15 March 2026, 20:28

Große Demo in Düsseldorf fordert Prüfung rechtsextremer Parteien durch Verfassungsgericht

Eine Gruppe von Menschen mit Transparenten und Plakaten steht vor einem Gebäude, mit zwei Personen im Vordergrund und einem Müllcontainer rechts, während einer Protestaktion in Deutschland, mit Gebäuden, Fenstern, Lichtern und Schildern im Hintergrund.

Große Demo in Düsseldorf fordert Prüfung rechtsextremer Parteien durch Verfassungsgericht

Demonstration in Düsseldorf fordert bundesweite Überprüfung rechtsextremer Parteien

Am Samstag, den 14. März 2026, findet in Düsseldorf eine Kundgebung statt, die eine bundesweite Prüfung rechtsextremer Parteien durch das Bundesverfassungsgericht fordert. Die Veranstalter:innen rufen das Gericht auf, alle Gruppen zu untersuchen, die als rechtsextrem eingestuft oder unter Verdacht stehen. Die Demonstration wird von lokalen Demokratieinitiativen sowie mehreren Landesregierungen unterstützt.

Die unter dem Motto "ÜBERPRÜFEN!" stehende Kundgebung beginnt um 14:00 Uhr vor dem Landtag von Nordrhein-Westfalen. Teilnehmende sind eingeladen, sich bereits um 12:33 Uhr am Bahnhof Bergisch Gladbach, Gleis 1, zu treffen, um gemeinsam zur Veranstaltung anzureisen.

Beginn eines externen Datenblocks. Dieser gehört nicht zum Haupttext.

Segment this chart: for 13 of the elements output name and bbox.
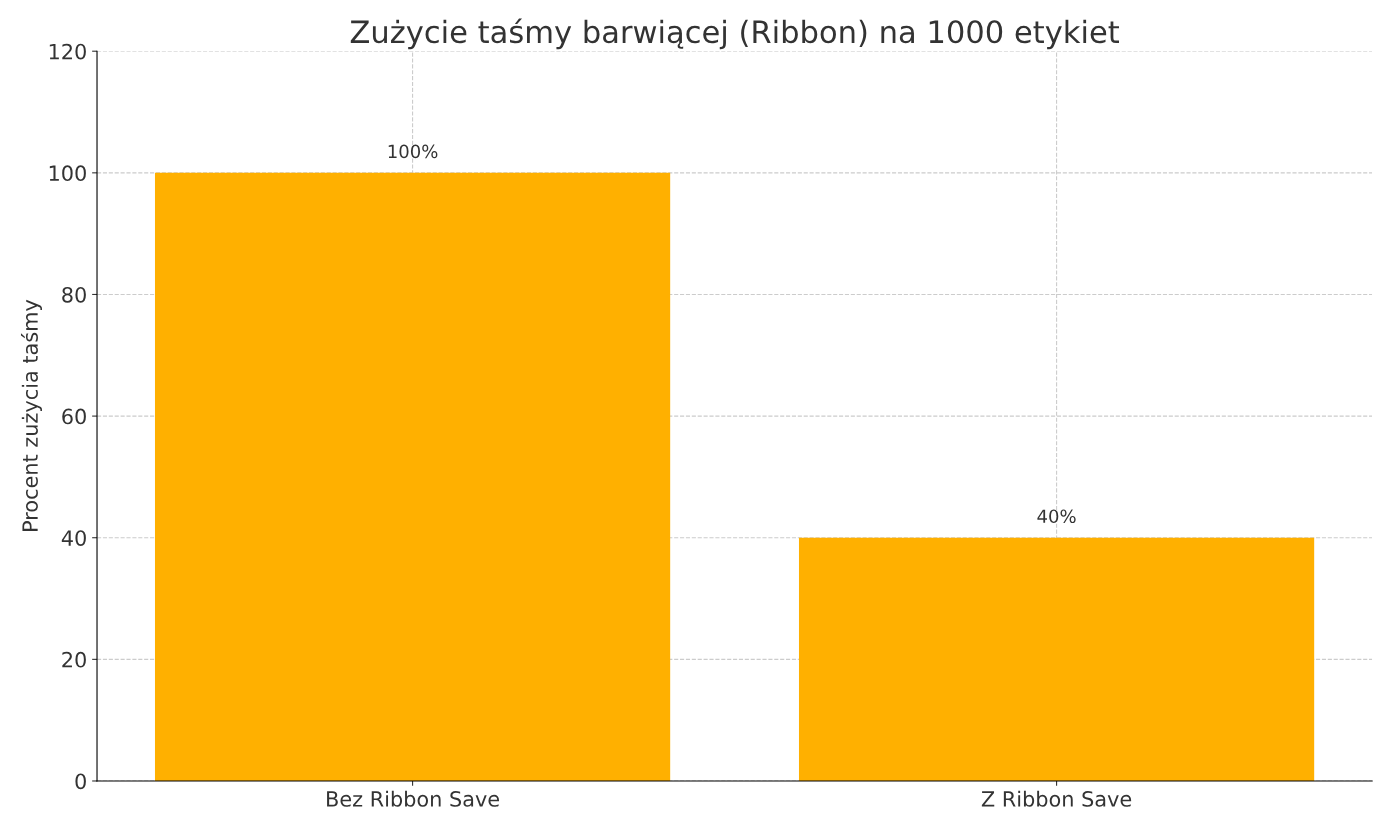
y-tick-label: 20 [62, 651, 86, 668]
y-tick-label: 40 [61, 530, 86, 546]
y-tick-label: 60 [62, 408, 86, 425]
y-axis-title: Procent zużycia taśmy [20, 299, 42, 531]
data-label: 40% [1037, 509, 1076, 524]
y-tick-label: 80 [62, 286, 86, 303]
data-label: 100% [388, 144, 438, 159]
y-tick-label: 0 [75, 773, 86, 790]
y-tick-label: 120 [49, 43, 86, 60]
x-tick-label: Z Ribbon Save [981, 790, 1132, 807]
chart-title: Zużycie taśmy barwiącej (Ribbon) na 1000 etykiet [350, 18, 1120, 50]
y-tick-label: 100 [49, 165, 86, 182]
x-tick-label: Bez Ribbon Save [327, 790, 500, 807]
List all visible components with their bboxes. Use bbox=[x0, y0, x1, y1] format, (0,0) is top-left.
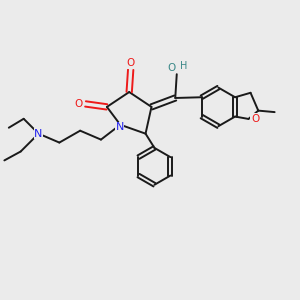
Text: N: N bbox=[34, 129, 43, 139]
Text: O: O bbox=[251, 114, 259, 124]
Text: N: N bbox=[116, 122, 124, 132]
Text: O: O bbox=[167, 63, 175, 73]
Text: O: O bbox=[74, 99, 82, 109]
Text: O: O bbox=[127, 58, 135, 68]
Text: H: H bbox=[180, 61, 187, 71]
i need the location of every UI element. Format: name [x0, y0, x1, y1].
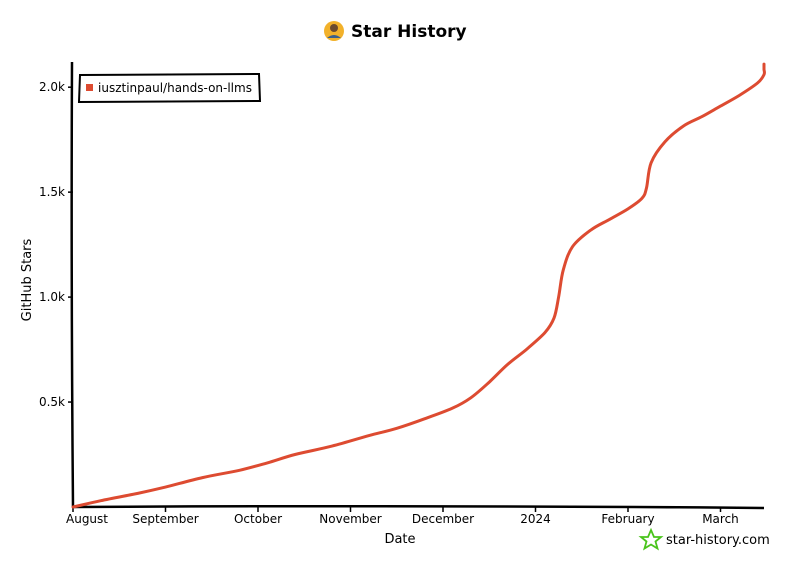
star-history-logo-icon: [638, 527, 664, 551]
chart-title: Star History: [351, 22, 467, 42]
chart-title-group: Star History: [324, 21, 467, 42]
x-tick-label: December: [412, 512, 474, 526]
y-tick-label: 0.5k: [39, 395, 65, 409]
avatar-head: [330, 24, 338, 32]
legend: iusztinpaul/hands-on-llms: [77, 72, 262, 104]
x-tick-label: February: [601, 512, 654, 526]
legend-box: [77, 72, 262, 104]
x-tick-label: October: [234, 512, 282, 526]
x-axis-line: [71, 504, 765, 510]
x-ticks: August September October November December 20…: [66, 507, 739, 526]
legend-swatch: [86, 84, 93, 91]
x-tick-label: March: [702, 512, 739, 526]
x-tick-label: 2024: [520, 512, 551, 526]
y-tick-label: 2.0k: [39, 80, 65, 94]
x-tick-label: November: [319, 512, 381, 526]
y-ticks: 0.5k 1.0k 1.5k 2.0k: [39, 80, 73, 409]
y-tick-label: 1.5k: [39, 185, 65, 199]
x-axis-title: Date: [384, 532, 415, 547]
watermark[interactable]: star-history.com: [638, 527, 770, 551]
watermark-text[interactable]: star-history.com: [666, 533, 770, 548]
y-tick-label: 1.0k: [39, 290, 65, 304]
series-line-hands-on-llms: [71, 62, 766, 509]
y-axis-title: GitHub Stars: [20, 238, 35, 321]
x-tick-label: September: [132, 512, 198, 526]
y-axis-line: [70, 61, 75, 508]
legend-label: iusztinpaul/hands-on-llms: [98, 81, 252, 95]
avatar-body: [327, 35, 341, 38]
x-tick-label: August: [66, 512, 108, 526]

Im Fokus der Proteste steht die AfD (Alternative für Deutschland), die vom Bundesamt für Verfassungsschutz als gesichert rechtsextremistische Organisation eingestuft wurde. Diese Einstufung ist derzeit durch das Verwaltungsgericht Köln ausgesetzt, während das Hauptverfahren läuft. Fünf Landesverbände der Partei – Brandenburg, Thüringen, Sachsen, Sachsen-Anhalt und zuletzt Niedersachsen – gelten weiterhin offiziell als rechtsextrem. Obwohl die AfD in mehreren Verwaltungsgerichten auf dem Prüfstand steht, ist bisher kein Verbotsverfahren beim Bundesverfassungsgericht anhängig.

Der Bergisch Gladbacher Verein für Demokratie und Vielfalt (DeVi) hat die Demonstration öffentlich unterstützt. Während sich mehrere Bundesländer der Forderung nach einer Überprüfung angeschlossen haben, beteiligt sich Nordrhein-Westfalen nicht daran. Der Bundesrat könnte eine solche Prüfung mit einfacher Mehrheit einleiten.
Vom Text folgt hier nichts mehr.